Help! I’m a dev who can Software Design..?

Hey fellow designers,

I have a confession: I’m one of those developers who’s been having a beautiful love affair with LLMs.
We write clean, elegant, production-ready code together. It’s magical. The AI even writes better comments than I do.

But then comes the moment of truth… I open Figma.

And suddenly I’m like a medieval blacksmith trying to perform heart surgery.
I throw some buttons on the screen, make them blue because “blue is trustworthy, right?”, add 47 different fonts for emphasis, and somehow end up with a login screen that looks like a 2009 MySpace profile had a baby with a cybertruck.

My users don’t know whether they’re logging into a banking app or a Soviet-era government website from 1987. The UX is so bad it has trust issues.
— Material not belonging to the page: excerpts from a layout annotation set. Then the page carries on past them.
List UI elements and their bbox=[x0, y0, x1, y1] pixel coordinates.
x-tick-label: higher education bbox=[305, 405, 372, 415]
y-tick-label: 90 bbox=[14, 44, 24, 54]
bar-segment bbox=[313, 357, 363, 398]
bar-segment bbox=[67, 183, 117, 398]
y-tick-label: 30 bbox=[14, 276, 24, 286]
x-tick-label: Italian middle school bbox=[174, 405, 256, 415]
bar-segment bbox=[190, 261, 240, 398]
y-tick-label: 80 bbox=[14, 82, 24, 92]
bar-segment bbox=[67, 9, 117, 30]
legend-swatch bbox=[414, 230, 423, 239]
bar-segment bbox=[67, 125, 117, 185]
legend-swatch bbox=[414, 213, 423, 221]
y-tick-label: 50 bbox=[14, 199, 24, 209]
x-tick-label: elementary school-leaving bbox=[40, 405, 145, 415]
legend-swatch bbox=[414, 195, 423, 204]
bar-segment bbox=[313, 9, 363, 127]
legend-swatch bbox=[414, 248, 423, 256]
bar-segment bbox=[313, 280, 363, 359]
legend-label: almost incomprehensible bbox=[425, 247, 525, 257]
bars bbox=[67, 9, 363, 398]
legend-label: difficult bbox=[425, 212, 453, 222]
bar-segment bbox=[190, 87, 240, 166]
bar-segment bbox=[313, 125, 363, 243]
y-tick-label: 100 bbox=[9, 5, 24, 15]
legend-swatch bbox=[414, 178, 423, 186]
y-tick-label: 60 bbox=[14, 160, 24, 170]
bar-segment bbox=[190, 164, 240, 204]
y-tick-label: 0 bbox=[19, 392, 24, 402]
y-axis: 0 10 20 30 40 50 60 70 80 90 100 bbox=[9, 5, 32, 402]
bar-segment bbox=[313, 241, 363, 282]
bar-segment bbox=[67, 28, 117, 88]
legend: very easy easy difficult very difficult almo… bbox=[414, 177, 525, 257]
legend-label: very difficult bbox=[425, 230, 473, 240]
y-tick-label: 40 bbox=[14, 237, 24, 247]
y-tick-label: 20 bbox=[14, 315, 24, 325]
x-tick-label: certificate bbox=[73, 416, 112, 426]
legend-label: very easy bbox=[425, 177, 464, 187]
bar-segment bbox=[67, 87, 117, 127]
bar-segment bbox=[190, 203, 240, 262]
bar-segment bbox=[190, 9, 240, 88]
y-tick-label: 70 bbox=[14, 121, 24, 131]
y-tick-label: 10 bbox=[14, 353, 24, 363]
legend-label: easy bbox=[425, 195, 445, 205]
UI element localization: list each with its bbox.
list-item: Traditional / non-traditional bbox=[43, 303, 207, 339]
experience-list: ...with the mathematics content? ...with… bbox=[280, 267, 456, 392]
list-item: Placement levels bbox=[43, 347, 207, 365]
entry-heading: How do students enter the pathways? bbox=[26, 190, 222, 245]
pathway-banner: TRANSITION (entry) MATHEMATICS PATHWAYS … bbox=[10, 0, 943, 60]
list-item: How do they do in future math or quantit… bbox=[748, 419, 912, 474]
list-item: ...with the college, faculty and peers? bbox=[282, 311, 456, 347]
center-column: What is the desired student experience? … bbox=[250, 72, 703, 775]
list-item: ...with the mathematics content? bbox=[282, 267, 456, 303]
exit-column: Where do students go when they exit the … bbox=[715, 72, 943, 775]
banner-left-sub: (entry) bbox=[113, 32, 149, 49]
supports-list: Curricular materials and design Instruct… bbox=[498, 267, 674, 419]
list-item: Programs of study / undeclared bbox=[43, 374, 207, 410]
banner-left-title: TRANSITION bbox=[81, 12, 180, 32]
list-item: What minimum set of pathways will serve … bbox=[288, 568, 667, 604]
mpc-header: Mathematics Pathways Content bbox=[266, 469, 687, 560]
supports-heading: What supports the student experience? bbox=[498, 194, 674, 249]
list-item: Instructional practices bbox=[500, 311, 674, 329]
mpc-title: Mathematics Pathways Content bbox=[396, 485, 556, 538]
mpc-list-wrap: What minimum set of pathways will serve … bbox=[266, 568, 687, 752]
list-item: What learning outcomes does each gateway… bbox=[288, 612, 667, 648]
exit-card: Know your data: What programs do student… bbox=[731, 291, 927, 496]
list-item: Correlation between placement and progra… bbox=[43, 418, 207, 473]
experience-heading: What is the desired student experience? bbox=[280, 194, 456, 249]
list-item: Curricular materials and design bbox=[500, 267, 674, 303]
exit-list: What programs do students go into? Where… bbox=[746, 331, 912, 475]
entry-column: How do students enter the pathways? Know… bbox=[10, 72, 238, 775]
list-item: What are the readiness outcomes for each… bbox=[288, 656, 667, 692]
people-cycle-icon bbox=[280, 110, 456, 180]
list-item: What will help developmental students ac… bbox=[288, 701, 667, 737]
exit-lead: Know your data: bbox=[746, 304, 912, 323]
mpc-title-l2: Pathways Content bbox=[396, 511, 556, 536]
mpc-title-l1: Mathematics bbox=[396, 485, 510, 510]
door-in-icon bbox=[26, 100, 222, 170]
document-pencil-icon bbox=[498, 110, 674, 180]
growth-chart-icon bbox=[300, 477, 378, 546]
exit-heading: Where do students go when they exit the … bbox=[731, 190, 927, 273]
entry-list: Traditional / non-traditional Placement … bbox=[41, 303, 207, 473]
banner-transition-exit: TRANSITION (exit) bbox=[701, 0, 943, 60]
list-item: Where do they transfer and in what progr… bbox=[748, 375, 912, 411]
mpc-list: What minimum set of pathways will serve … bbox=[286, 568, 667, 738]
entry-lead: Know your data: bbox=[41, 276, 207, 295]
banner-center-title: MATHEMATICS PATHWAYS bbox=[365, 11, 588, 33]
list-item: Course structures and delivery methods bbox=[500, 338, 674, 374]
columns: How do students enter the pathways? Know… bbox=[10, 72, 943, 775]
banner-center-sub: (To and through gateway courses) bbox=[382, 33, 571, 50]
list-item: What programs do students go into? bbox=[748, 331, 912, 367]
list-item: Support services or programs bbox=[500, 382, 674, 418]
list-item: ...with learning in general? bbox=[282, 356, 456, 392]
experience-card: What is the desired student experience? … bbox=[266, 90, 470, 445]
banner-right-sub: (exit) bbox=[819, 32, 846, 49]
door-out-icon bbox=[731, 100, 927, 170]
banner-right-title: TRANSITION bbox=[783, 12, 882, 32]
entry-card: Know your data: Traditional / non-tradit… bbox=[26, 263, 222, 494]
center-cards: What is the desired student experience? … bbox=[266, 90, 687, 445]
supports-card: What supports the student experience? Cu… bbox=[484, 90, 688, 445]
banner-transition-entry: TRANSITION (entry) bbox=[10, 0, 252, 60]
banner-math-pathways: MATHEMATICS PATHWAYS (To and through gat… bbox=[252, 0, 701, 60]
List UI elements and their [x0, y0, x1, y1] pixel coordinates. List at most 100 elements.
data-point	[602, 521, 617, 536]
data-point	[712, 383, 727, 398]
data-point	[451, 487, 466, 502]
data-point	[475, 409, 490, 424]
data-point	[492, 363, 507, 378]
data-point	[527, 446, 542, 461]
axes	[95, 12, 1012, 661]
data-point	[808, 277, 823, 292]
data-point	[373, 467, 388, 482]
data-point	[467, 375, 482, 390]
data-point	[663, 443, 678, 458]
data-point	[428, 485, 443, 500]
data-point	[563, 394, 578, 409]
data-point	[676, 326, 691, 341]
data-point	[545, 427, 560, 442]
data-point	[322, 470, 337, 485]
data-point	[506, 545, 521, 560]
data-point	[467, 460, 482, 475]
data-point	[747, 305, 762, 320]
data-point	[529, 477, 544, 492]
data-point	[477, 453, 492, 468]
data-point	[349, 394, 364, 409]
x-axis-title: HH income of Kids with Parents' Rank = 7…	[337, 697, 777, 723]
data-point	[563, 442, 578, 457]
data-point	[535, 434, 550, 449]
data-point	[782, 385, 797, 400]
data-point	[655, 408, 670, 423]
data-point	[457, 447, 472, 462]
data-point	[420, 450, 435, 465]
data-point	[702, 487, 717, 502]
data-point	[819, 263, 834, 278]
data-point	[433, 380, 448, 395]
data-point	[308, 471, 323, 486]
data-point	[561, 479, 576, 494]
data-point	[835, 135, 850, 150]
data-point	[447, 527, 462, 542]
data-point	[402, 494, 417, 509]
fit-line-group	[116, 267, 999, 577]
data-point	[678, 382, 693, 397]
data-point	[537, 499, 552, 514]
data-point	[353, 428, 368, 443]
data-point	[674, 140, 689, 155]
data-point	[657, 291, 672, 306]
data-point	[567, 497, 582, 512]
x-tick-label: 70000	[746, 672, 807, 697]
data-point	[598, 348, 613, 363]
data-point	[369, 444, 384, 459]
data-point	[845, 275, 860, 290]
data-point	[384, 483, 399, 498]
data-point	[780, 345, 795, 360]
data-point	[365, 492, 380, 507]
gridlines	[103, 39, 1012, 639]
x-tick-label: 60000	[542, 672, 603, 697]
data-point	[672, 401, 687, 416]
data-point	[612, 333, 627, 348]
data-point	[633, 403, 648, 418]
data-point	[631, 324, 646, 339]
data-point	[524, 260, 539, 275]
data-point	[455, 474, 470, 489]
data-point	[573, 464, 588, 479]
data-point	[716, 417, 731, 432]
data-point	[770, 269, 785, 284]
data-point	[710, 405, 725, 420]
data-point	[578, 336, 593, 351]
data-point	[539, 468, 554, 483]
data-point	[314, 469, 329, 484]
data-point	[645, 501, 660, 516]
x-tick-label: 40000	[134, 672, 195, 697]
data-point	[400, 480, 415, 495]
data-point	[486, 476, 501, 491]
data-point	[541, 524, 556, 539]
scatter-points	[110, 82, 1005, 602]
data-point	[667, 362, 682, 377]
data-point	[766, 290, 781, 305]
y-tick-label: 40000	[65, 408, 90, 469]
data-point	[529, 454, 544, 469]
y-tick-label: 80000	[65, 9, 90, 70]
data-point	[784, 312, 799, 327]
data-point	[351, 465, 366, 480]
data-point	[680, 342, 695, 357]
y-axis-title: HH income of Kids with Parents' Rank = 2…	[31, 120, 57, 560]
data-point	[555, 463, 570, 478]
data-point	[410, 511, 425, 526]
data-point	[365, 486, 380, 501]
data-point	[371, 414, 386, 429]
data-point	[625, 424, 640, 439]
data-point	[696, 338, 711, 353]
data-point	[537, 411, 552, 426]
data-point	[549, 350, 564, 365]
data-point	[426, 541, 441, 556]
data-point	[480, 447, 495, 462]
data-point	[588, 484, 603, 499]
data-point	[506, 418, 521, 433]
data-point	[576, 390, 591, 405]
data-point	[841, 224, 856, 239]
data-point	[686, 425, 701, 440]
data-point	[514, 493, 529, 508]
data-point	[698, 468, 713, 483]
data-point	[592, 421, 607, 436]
So here I am, hat in hand (and shame in my heart), showing you my latest creation:

[Attach your screenshot/mockup here]

Please, I’m begging you — roast me, help me, adopt me, whatever it takes.
I just want my app to look like it was designed by a professional… and not by someone whose only design principle is “it works on my machine”.

Any kind souls willing to throw me a rope (or better: a complete redesign suggestion)?
I promise to keep feeding the LLM good prompts in return. We can be friends. I make backend, you make beauty. A match made in heaven.

Thanks in advance — and sorry for what you’re about to see.

You forgot that part :wink:

2 Likes

:sweat_smile:

I wonder how to deal this case ?, One thing is Graphic Design and Another thing is Software Design which is a different thing, you may need to look for a Programmer not for a Graphic Designer !

Yeah, you’re probably not entirely wrong there—but I’m on board, too. We’ll manage to pull this off, provided there’s someone here who can really help me out and explain what I’m doing wrong.

Knowing what you’re trying to design would help. I assume it’s neither a banking app nor a Soviet government website, so what is it? The first step in good design is to tightly define the problem. Without that information, we’re just looking at a mystery.

What’s its purpose? Who is the audience? What are the goals? Who is the competition? Who is it for? What else is relevant to the UI/UX?

You’ve heard the aphorism “Form follows function.” It applies here (at least it should).